Cambio de Comando en la Corte Celestial



Los mozos de los partidos de gobierno y oposición decidieron dirigirse al señor Presidente  y pedirle algo que nunca antes habían pedido a otro Presidente: el ascenso del Santo Cristo de La Grita al cargo de Patrono de Venezuela y  de la Virgen de Coromoto al de ayudante de su hijo.

El gesto, nada ortodoxo,  puede generar inconvenientes. Habría que preguntarle al Cristo, si está de acuerdo con la idea; a la virgen, si le gustaría dejar el coroto y pasar a puesto subalterno; a los indios guanareños, si les place que un Cristo extraño los vaya a gobernar; y a los paisanos de La Grita, si se van a dejar echar ese vainazo.
  
A lo largo del tiempo, han sido muchas las historias de santos y santas envueltos en problemas políticos.  Caso específico, el de la Virgen de los Ángeles, destinada a Tovar, que en el camino se extravió y vino a aparecerse en La Grita. La ciudad merideña tuvo que conformarse con otra virgen, la de Regla, que en plata blanca venía a ser lo mismo. Podrá haber once mil vírgenes y llamarse con once mil nombres distintos,  pero María es una sola. Es la Jefa y, como Dios, en todas partes vive y bendice al género humano.

La historia  que de seguida vamos a contar tuvo por escenario la ¨Atenas del Táchira¨, antes de que alguien se antojara a  bautizarla  con ese nombre. Nos referimos al terrible terremoto de 1.610, que acabó con lo poco que en ese entonces existía.
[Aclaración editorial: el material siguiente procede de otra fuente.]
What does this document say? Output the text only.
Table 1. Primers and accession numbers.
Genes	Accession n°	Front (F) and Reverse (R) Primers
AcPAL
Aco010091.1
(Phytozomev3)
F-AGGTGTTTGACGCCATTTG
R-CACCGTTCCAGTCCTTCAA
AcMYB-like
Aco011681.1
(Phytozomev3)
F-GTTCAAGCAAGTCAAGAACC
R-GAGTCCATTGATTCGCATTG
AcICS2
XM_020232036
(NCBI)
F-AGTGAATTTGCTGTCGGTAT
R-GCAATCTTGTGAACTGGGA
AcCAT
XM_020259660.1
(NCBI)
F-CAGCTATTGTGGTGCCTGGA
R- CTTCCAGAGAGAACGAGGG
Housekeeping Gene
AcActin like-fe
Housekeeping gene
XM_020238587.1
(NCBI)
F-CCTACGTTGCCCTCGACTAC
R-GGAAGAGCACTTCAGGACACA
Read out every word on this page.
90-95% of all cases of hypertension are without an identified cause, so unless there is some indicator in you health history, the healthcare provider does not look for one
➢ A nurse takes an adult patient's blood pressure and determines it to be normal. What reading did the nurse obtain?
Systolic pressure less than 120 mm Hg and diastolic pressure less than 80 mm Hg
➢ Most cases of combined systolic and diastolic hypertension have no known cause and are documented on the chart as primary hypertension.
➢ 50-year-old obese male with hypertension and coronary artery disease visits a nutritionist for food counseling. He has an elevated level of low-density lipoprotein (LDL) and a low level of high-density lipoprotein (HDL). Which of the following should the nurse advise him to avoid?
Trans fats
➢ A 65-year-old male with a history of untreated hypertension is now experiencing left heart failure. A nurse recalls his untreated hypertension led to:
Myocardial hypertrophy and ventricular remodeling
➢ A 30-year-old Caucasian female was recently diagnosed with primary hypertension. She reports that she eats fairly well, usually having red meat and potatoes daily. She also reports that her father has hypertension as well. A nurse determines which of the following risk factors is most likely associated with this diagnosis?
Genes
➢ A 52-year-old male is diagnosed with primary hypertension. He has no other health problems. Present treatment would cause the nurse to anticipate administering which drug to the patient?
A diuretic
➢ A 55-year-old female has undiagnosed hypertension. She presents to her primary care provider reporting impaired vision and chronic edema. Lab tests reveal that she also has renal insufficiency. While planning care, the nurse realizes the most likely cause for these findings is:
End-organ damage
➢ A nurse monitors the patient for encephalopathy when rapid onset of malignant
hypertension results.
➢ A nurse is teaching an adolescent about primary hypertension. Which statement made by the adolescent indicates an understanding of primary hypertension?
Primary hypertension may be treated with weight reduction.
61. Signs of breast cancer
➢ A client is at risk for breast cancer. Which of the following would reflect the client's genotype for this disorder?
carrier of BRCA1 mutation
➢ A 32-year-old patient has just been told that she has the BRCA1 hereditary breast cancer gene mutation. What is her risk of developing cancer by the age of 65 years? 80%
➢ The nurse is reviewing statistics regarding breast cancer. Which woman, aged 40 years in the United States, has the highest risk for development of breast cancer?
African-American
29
Hundimientos de   montañas, crecidas de ríos, quebradas, derrumbes cataclísmicos.   La naturaleza nerviosa y en pánico. Derrumbe de La Quinta, con afloramiento de láminas de cobre y destrucción masiva de tortugas y dinosaurios colosales.  La  Laguna Grande se agrietó. La Viga de Oro estuvo a un tris de partirse en varios toletesf. ¡Aquello fue espantoso!

Para colmo, las mansiones cachacas de la ciudad y el convento de los frailes franciscanos cayeron como piezas de baraja. Los griteños gritaban (valga la redundancia). Los pobres monjes no encontraban qué hacer. El gobierno de Caracas no los quería ayudar. Era centralista. Los había abandonado porque no votaban por él.

¨Tengamos fe¨, se dijeron los monjes. ¨Echémosle bolas a la situación¨.

Uno de ellos,  cuyo nombre era Francisco, se arremangó el hábito, agarró canalete, parihuela, machete y otros utensilios de trabajo, e hizo lo que tenía a  hacer. No contento, provisto de la mejor hacha disponible,  cortó un cedro,  y del tronco arrancó los hombros, los brazos, el abdomen y las piernas de un santo.

Hecho esto quiso tallar el rostro. ¿Cómo hacerlo si no lo conocía?    ¡Imposible!   Era muy complicado para el campesino y el monje no pasaba de aprendiz. ¨Dios, échame una mano, ayúdame¨, gritó el monje. Dios pensó:  ¨Debo ayudarlo, si trata es porque quiere, y si quiere es porque cree. Le enviaré uno de mis ayudantes¨.

Sería de madrugada  –tuvo que ser a esa hora porque el gallo despertador cantaba cerca y se oía clarito-,  cuando un ángel grandote, fortachón, se instaló en el taller, a trabajar,  y, ¨en lo que espabila un cura loco¨, terminó la obra iniciada por el monje.

Había nacido el Cristo de los Milagros. Fue en Tadea, a una legua de la ciudad del Espíritu Santo.

Hace poco se celebró el cuatricentenario del milagro. Tadea sigue siendo una colina portentosa, impregnada de magia y ganas de vivir. La Grita, una loca que no encuentra que hacer, pero siempre radiante, soñadora, enamorada de lo suyo y devota de su Cristo. Le sobra lo que otras ciudades no han podido alcanzar. El espíritu del Cristo vive en ella.  El abrazarse, quererse, pellizcarse y darse pescozones sigue incólume, como en los días del fraile Francisco y del Ángel del Señor.

¿Qué le falta? Que no se metan con su Cristo. Que lo dejen tranquilo y no se pongan a inventar. Que no lo sigan sacando de paseo por  calles y lugares peligrosos, pues el pobre ya no está para esos trotes. Se  puede deshacer e irse al cielo en cuerpo y alma. Se puede enfermar de pulmonía  y, tal como está la situación,  se corre el riesgo de no encontrarle tratamiento.  

En cuanto al cargo, que  Dios sea quien decida. Por algo es el jefe. El único que puede decretar  cambios en la Corte Celestial.



                                           Ricardo Méndez Moreno.